A new study suggests that concerns about an impending financial crisis in the US may be overstated, as bank bond portfolio losses from rising interest rates were offset by benefits from cheap deposits. However, the economy’s behavior is notably different than it used to be. The US Central Bank’s interest rate hikes may affect the job market, and economic growth has sped up at times to keep inflation in check. The Fed’s debate over whether to pause or continue rate hikes revolves around risk. Some argue that the unusual start of inflation in 2021 could allow for an unusual resolution, but others warn that a recession may be necessary to regain control of inflation.

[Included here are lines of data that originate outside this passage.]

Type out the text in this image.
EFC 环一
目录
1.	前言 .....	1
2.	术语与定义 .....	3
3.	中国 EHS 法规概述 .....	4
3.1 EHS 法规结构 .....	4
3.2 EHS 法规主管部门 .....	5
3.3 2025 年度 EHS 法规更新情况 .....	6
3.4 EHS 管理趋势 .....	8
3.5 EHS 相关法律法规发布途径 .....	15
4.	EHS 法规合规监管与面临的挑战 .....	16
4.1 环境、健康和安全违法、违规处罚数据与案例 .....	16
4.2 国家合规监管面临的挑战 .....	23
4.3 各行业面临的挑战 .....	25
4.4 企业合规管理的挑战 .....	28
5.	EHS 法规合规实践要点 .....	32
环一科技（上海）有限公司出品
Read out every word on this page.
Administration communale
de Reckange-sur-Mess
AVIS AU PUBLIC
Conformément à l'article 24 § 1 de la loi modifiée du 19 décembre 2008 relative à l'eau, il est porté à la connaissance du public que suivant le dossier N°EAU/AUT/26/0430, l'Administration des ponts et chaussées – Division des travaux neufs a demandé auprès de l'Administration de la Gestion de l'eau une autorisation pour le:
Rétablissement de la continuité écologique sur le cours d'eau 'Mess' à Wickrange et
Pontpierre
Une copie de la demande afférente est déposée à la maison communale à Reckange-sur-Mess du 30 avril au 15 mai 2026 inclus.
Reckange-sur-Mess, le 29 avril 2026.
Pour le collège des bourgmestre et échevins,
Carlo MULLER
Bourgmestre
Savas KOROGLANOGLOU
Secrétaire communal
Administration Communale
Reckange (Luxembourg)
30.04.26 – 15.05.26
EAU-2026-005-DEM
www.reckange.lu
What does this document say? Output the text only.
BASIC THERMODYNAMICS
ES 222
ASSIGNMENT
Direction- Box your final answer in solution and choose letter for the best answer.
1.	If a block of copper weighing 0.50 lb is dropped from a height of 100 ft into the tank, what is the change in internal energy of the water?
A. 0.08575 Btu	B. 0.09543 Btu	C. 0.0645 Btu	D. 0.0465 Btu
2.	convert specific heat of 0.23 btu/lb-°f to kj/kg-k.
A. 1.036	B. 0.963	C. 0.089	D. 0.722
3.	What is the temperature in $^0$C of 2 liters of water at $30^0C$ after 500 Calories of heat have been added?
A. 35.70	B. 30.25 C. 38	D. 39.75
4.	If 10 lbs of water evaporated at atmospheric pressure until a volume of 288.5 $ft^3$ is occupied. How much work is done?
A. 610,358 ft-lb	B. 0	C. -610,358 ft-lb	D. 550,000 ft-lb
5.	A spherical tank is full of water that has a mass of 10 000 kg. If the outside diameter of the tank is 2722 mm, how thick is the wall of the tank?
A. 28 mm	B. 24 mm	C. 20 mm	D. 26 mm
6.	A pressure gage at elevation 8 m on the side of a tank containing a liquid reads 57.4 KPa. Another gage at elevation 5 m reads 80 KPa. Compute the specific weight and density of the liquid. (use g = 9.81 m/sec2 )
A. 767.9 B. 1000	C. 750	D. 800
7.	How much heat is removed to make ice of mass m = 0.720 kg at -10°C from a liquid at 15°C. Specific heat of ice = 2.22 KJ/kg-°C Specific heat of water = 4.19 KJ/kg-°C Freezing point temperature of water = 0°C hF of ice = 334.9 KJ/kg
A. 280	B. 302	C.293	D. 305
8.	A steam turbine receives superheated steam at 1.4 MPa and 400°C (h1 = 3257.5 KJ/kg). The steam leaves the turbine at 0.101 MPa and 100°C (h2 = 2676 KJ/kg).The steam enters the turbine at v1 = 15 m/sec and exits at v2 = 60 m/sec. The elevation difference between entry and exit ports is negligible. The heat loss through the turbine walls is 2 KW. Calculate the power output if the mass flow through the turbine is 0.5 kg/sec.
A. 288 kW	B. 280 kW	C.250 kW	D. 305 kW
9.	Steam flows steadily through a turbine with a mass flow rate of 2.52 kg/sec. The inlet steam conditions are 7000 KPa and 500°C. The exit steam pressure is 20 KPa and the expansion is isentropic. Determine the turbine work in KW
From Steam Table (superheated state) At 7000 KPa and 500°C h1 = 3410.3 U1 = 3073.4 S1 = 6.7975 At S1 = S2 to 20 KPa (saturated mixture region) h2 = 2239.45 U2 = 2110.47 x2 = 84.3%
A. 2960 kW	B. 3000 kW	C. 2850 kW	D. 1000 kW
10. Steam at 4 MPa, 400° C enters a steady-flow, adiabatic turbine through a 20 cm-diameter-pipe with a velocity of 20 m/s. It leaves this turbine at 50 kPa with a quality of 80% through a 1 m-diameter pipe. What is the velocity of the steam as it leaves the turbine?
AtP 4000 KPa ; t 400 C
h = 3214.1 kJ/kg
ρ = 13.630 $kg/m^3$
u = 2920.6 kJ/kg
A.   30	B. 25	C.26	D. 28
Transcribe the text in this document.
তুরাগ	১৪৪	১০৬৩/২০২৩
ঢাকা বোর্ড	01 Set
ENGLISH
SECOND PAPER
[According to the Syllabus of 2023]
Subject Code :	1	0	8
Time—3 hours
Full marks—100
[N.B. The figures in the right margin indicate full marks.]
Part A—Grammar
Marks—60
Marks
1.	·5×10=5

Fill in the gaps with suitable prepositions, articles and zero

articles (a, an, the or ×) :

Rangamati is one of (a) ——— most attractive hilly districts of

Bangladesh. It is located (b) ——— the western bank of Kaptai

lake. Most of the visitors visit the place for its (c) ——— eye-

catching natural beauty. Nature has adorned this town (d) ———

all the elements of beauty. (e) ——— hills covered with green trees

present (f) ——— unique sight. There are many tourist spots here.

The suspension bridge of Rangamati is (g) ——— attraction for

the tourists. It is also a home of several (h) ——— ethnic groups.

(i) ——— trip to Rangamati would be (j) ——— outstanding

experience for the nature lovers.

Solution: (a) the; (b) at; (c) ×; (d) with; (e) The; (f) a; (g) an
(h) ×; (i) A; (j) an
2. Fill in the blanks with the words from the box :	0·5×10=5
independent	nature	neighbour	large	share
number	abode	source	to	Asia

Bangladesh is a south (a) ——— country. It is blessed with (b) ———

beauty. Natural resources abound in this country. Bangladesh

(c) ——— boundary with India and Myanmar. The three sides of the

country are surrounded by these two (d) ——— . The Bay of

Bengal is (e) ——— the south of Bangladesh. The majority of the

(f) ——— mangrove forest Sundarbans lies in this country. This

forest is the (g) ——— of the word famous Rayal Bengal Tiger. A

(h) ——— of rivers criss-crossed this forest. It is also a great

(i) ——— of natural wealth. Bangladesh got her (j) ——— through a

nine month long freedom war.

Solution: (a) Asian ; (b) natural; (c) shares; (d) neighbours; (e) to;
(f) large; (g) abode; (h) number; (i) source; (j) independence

Goldman Sachs chief economist, Jan Hatzius, is among those who anticipate that the economy will continue to expand even as inflation subsides. However, the big question is whether the continued health of the job market is consistent with inflation falling steadily from its current level of over 4% to the Fed’s 2% target. Industries such as construction, which typically suffer during economic downturns, have $500 billion in pandemic-era savings still held by households whose jobs are being kept by rotating buildings, with low leverage and low interest rates. Cash flow has improved from refinancing mortgages when they were at record lows, and savings can support current spending.
Despite the optimistic outlook, uncertainties abound, and some officials fear that economic developments could overshadow factors that are currently working in their favor.